La brouille avec le Togo
Entre Talon et Faure l’on ne peut jurer la main sur le cœur que le courant passe très bien. Mais les faits et gestes, les actions et réactions sont des repères indispensables. Pour comprendre le début de la crise souterraine, il faut se référer aux événements avant, pendant et après l’élection présidentielle de 2021. Tout part de la candidature de Reckya Madougou, Conseillère en communication du Président togolais, Faure Gnassingbé. Une protégée politique de Boni Yayi qui aurait bénéficié du soutien de certains pays de la sous -région dans le machiavélique plan de déstabilisation du pouvoir de Cotonou. Sans nommer, dans une interview accordée à France 24 et Rfi au lendemain de sa réélection, le Président Patrice Talon a condamné et déploré les faits. Quelques jours plus tard, c’est-à-dire le 30 avril 2021, dans la foulée de l’affaire Madougou, les forces de l’ordre ont intercepté, un véhicule immatriculation togolaise, émanant du Togo, avec des munitions. Un fait qui semble donner raison au Chef de l’Etat quand il pointait du doigt le soutien de certains pays voisins. Plus tôt, précisément le 06 mars, c’est la capture d’écran des messages de Reckya au Ministre Modeste Kérékou était déjà une preuve accablante de planification de l’atteinte à la sûreté de l’Etat.
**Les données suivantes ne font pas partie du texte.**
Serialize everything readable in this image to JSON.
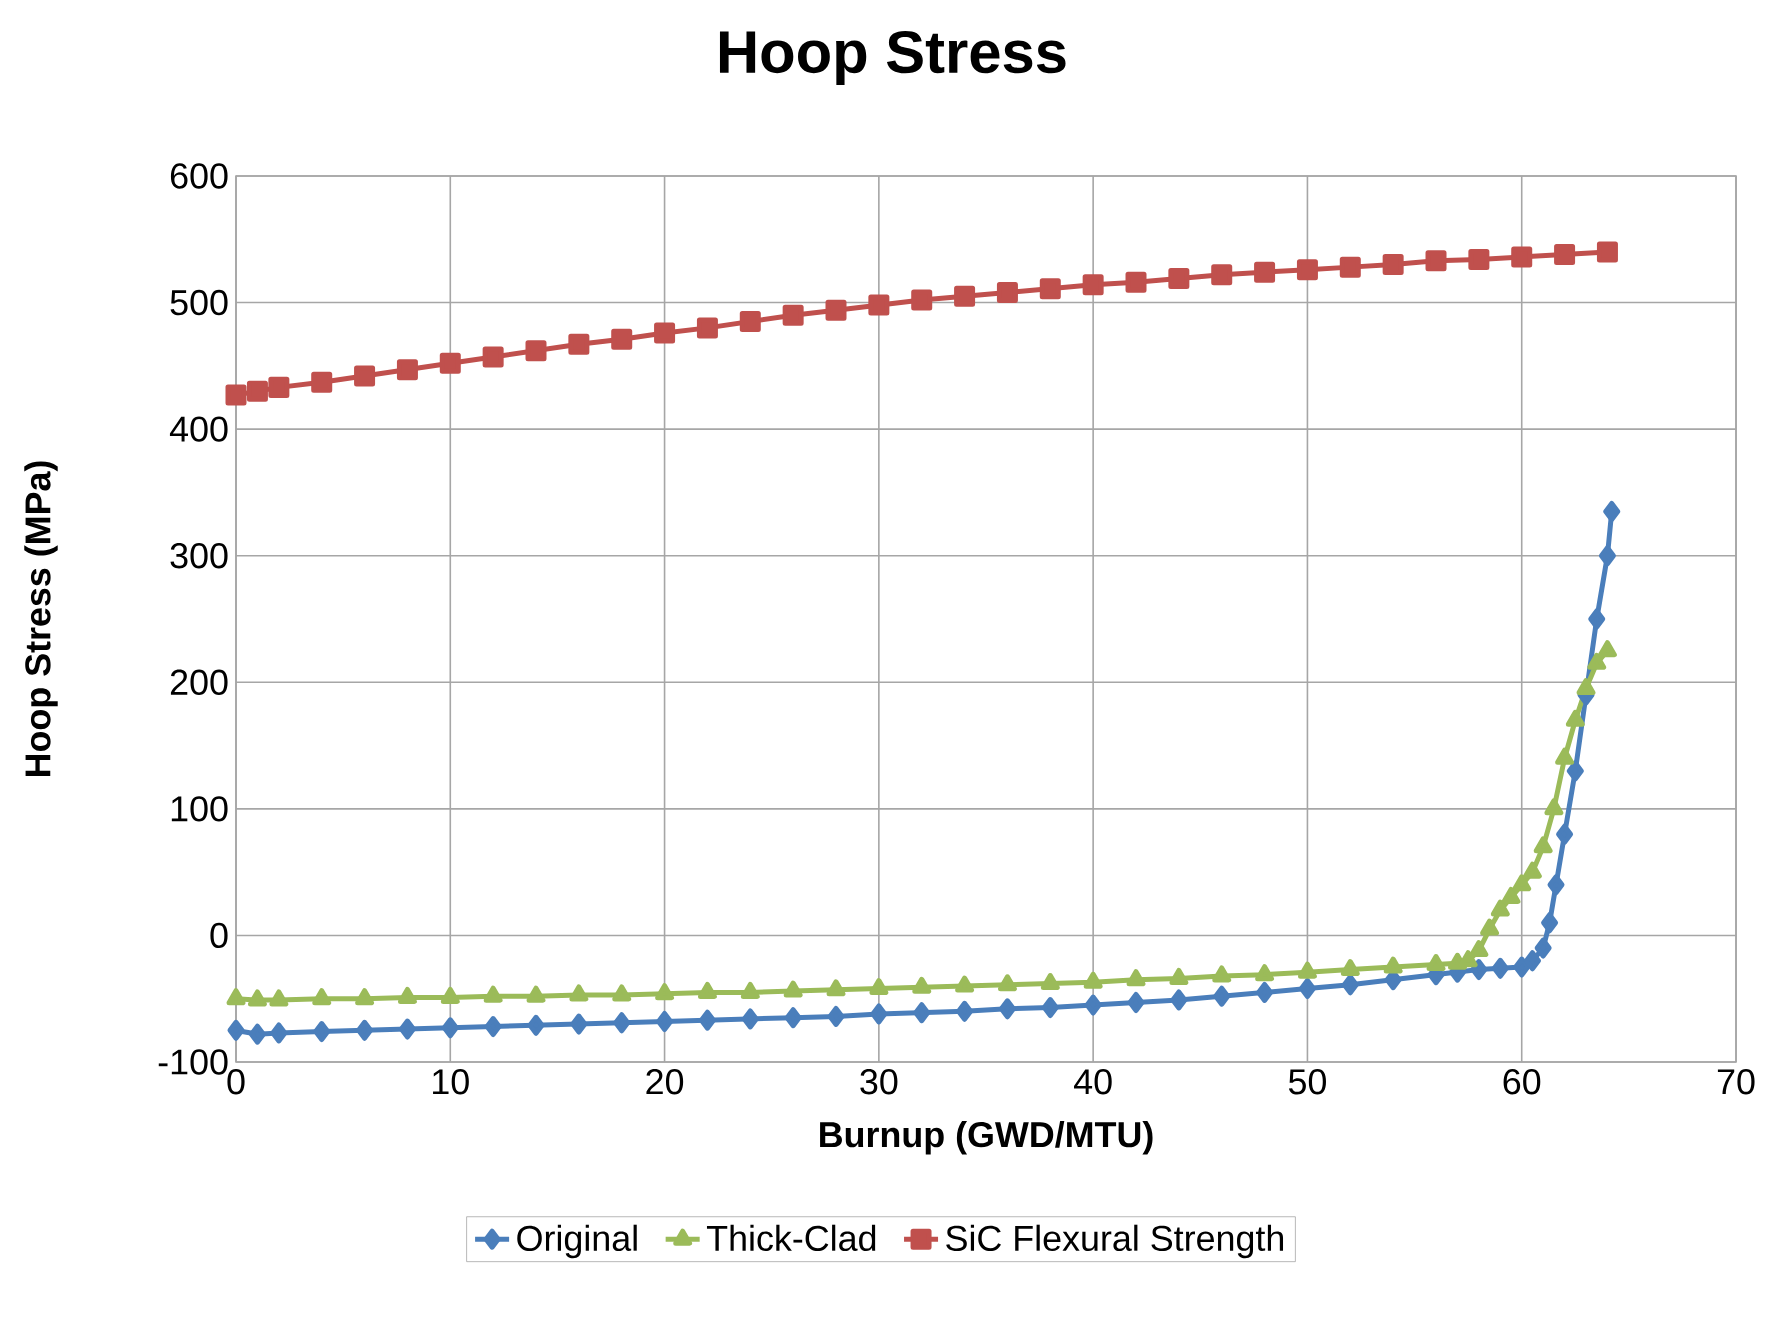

Somme toute, le Président Yayi qui avait refusé la main tendue de Patrice Talon entretemps, du retour d’un voyage discret, la semaine dernière, a compris que l’enjeu est de taille. Il saisit la balle au bond et se rend chez Patrice Talon. Au menu de cette rencontre, Yayi a plaidé pour la libération de ses soutiens dont Reckya Madougou et autres. Une bonne image qui sonne le glas de la reconsidération géopolitique de la relation du Togo et du Nigéria avec le Bénin. Les jours à venir édifieront.